For most, this would’ve severely hindered their lives, and Pollock admits it did for a time being. He assumed total blindness meant no social life, no career, no work, no sports. But those assumptions faded as he quickly realized his capabilities through disability courses that helped him cope and move forward.
It wasn’t long after that he acquainted himself with rowing, winning a bronze and silver medal in the 2002 Commonwealth Rowing Championship. In 2003, he ran six marathons in seven days alongside a sighted guide in the Gobi Desert (China) to raise thousands of euros for Sightsavers International. A year later he ran the North Pole Marathon to celebrate his resilience on the sixth anniversary of his blindness. To tackle his tenth anniversary, he decided to race to the South Pole in the Amundsen Omega 3 South Pole Race. His team was one of six teams to finish and ranked fifth out of the total nine teams, making him the first blind man to race to the South Pole.
To help inspire others he wrote Making It Happen, a book about the process of rebuilding your life with a disability.
In 2010, a new tragedy left Pollock repurposing the lessons he wrote about. He fell from a two-story window and became paralyzed from the waist down. Since his accident, he has committed himself to living a prosperous and action-packed life.
He continues with his pioneering spirit as the world’s leading test pilot for Ekso Bionic robotic legs. Using this technology, Mark has walked over 1 million steps and is able to feel sensations in his legs. When he first started, each step took about 15 seconds, but now he walks much more freely.

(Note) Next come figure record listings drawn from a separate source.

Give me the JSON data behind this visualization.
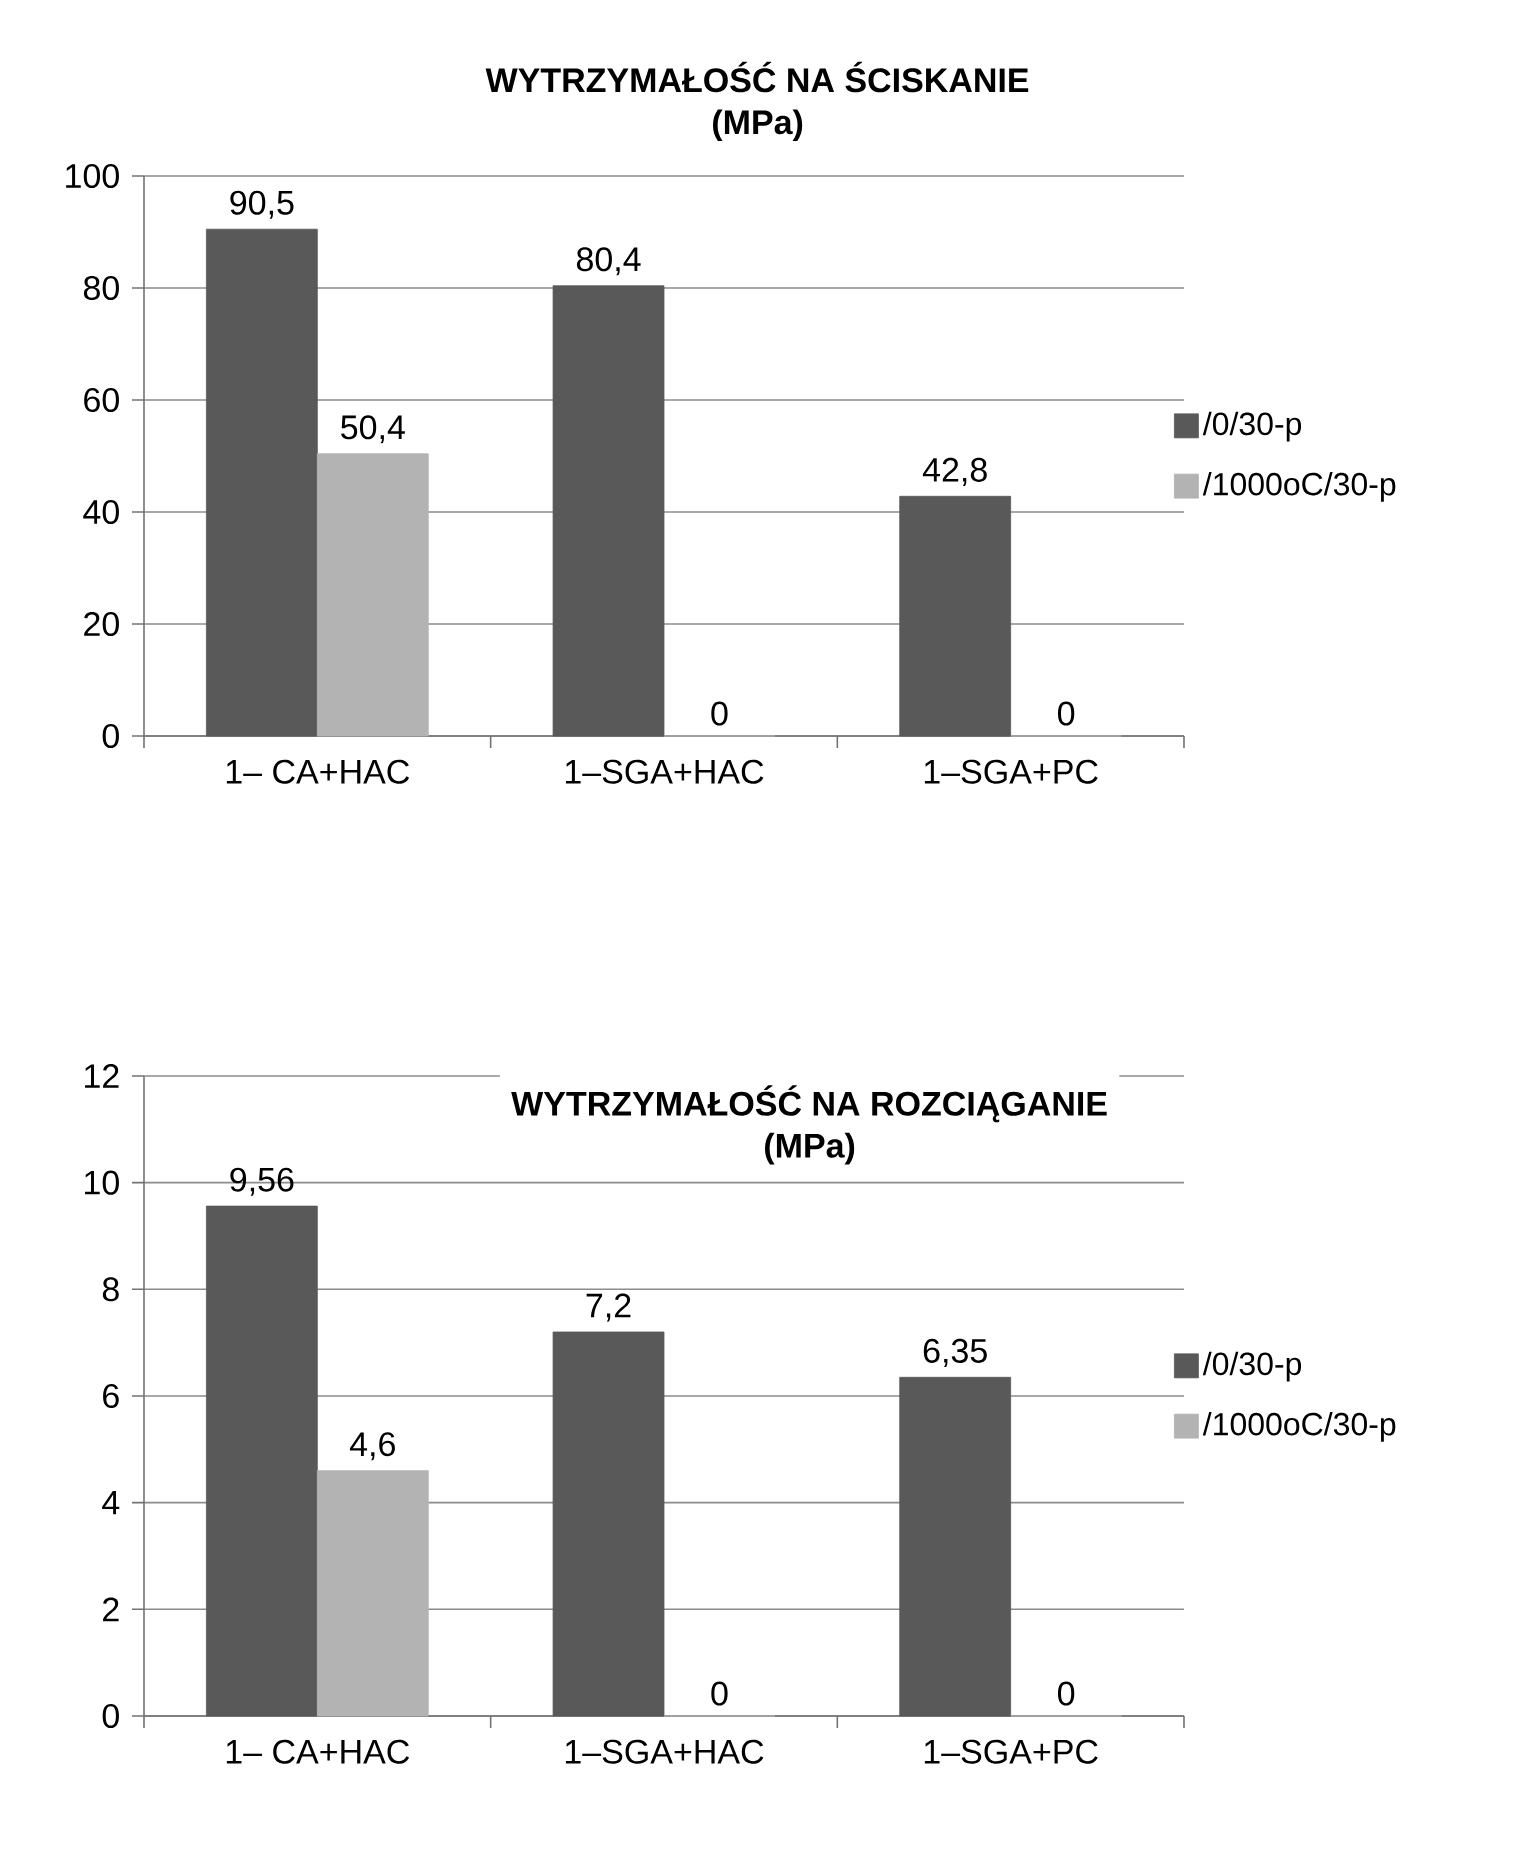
{
  "chart_data": [
    {
      "type": "bar",
      "title": "WYTRZYMAŁOŚĆ NA ŚCISKANIE",
      "subtitle": "(MPa)",
      "categories": [
        "1– CA+HAC",
        "1–SGA+HAC",
        "1–SGA+PC"
      ],
      "ylim": [
        0,
        100
      ],
      "yticks": [
        0,
        20,
        40,
        60,
        80,
        100
      ],
      "grid": "y",
      "legend": "right",
      "series": [
        {
          "name": "/0/30-p",
          "color": "#595959",
          "values": [
            90.5,
            80.4,
            42.8
          ],
          "value_labels": [
            "90,5",
            "80,4",
            "42,8"
          ]
        },
        {
          "name": "/1000oC/30-p",
          "color": "#b3b3b3",
          "values": [
            50.4,
            0,
            0
          ],
          "value_labels": [
            "50,4",
            "0",
            "0"
          ]
        }
      ]
    },
    {
      "type": "bar",
      "title": "WYTRZYMAŁOŚĆ NA ROZCIĄGANIE",
      "subtitle": "(MPa)",
      "categories": [
        "1– CA+HAC",
        "1–SGA+HAC",
        "1–SGA+PC"
      ],
      "ylim": [
        0,
        12
      ],
      "yticks": [
        0,
        2,
        4,
        6,
        8,
        10,
        12
      ],
      "grid": "y",
      "legend": "right",
      "series": [
        {
          "name": "/0/30-p",
          "color": "#595959",
          "values": [
            9.56,
            7.2,
            6.35
          ],
          "value_labels": [
            "9,56",
            "7,2",
            "6,35"
          ]
        },
        {
          "name": "/1000oC/30-p",
          "color": "#b3b3b3",
          "values": [
            4.6,
            0,
            0
          ],
          "value_labels": [
            "4,6",
            "0",
            "0"
          ]
        }
      ]
    }
  ]
}
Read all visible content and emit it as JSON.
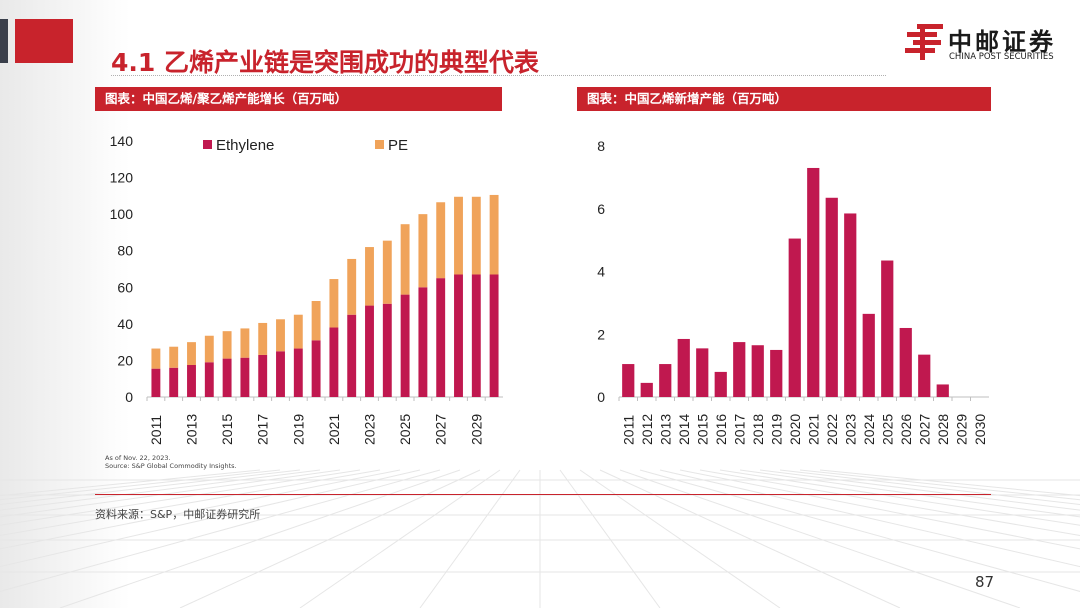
{
  "slide": {
    "title": "4.1 乙烯产业链是突围成功的典型代表",
    "page_number": "87",
    "source": "资料来源：S&P，中邮证券研究所",
    "brand_color": "#c8232c"
  },
  "logo": {
    "name_cn": "中邮证券",
    "name_en": "CHINA POST SECURITIES",
    "icon": "china-post-logo-icon"
  },
  "left_panel": {
    "header": "图表：中国乙烯/聚乙烯产能增长（百万吨）",
    "notes": [
      "As of Nov. 22, 2023.",
      "Source: S&P Global Commodity Insights."
    ]
  },
  "right_panel": {
    "header": "图表：中国乙烯新增产能（百万吨）"
  },
  "chart_data": [
    {
      "type": "bar",
      "stacked": true,
      "x": [
        2011,
        2012,
        2013,
        2014,
        2015,
        2016,
        2017,
        2018,
        2019,
        2020,
        2021,
        2022,
        2023,
        2024,
        2025,
        2026,
        2027,
        2028,
        2029,
        2030
      ],
      "xtick_labels": [
        "2011",
        "2013",
        "2015",
        "2017",
        "2019",
        "2021",
        "2023",
        "2025",
        "2027",
        "2029"
      ],
      "series": [
        {
          "name": "Ethylene",
          "color": "#c0184f",
          "values": [
            15.5,
            16,
            17.5,
            19,
            21,
            21.5,
            23,
            25,
            26.5,
            31,
            38,
            45,
            50,
            51,
            56,
            60,
            65,
            67,
            67,
            67
          ]
        },
        {
          "name": "PE",
          "color": "#f0a35a",
          "values": [
            11,
            11.5,
            12.5,
            14.5,
            15,
            16,
            17.5,
            17.5,
            18.5,
            21.5,
            26.5,
            30.5,
            32,
            34.5,
            38.5,
            40,
            41.5,
            42.5,
            42.5,
            43.5
          ]
        }
      ],
      "ylim": [
        0,
        140
      ],
      "yticks": [
        0,
        20,
        40,
        60,
        80,
        100,
        120,
        140
      ],
      "legend": "top",
      "grid": false
    },
    {
      "type": "bar",
      "categories": [
        "2011",
        "2012",
        "2013",
        "2014",
        "2015",
        "2016",
        "2017",
        "2018",
        "2019",
        "2020",
        "2021",
        "2022",
        "2023",
        "2024",
        "2025",
        "2026",
        "2027",
        "2028",
        "2029",
        "2030"
      ],
      "series": [
        {
          "color": "#c0184f",
          "values": [
            1.05,
            0.45,
            1.05,
            1.85,
            1.55,
            0.8,
            1.75,
            1.65,
            1.5,
            5.05,
            7.3,
            6.35,
            5.85,
            2.65,
            4.35,
            2.2,
            1.35,
            0.4,
            0,
            0
          ]
        }
      ],
      "ylim": [
        0,
        8
      ],
      "yticks": [
        0,
        2,
        4,
        6,
        8
      ],
      "grid": false
    }
  ]
}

In 2012, Pollock started the Mark Pollock Trust to bring together leaders from different industries to fast-track a cure for paralysis. The goal has been set at putting $400,000 yearly towards research and development to change the lives of the 60 million people who suffer from paralysis around the world and the 2.5 million people who specifically endure spinal cord injuries.
He and his wife recently took the 2018 Global TED stage in Vancouver and was featured in their series “The Age of Amazement.” He travels the world speaking to organizations and companies about resilience, collaboration, and innovation.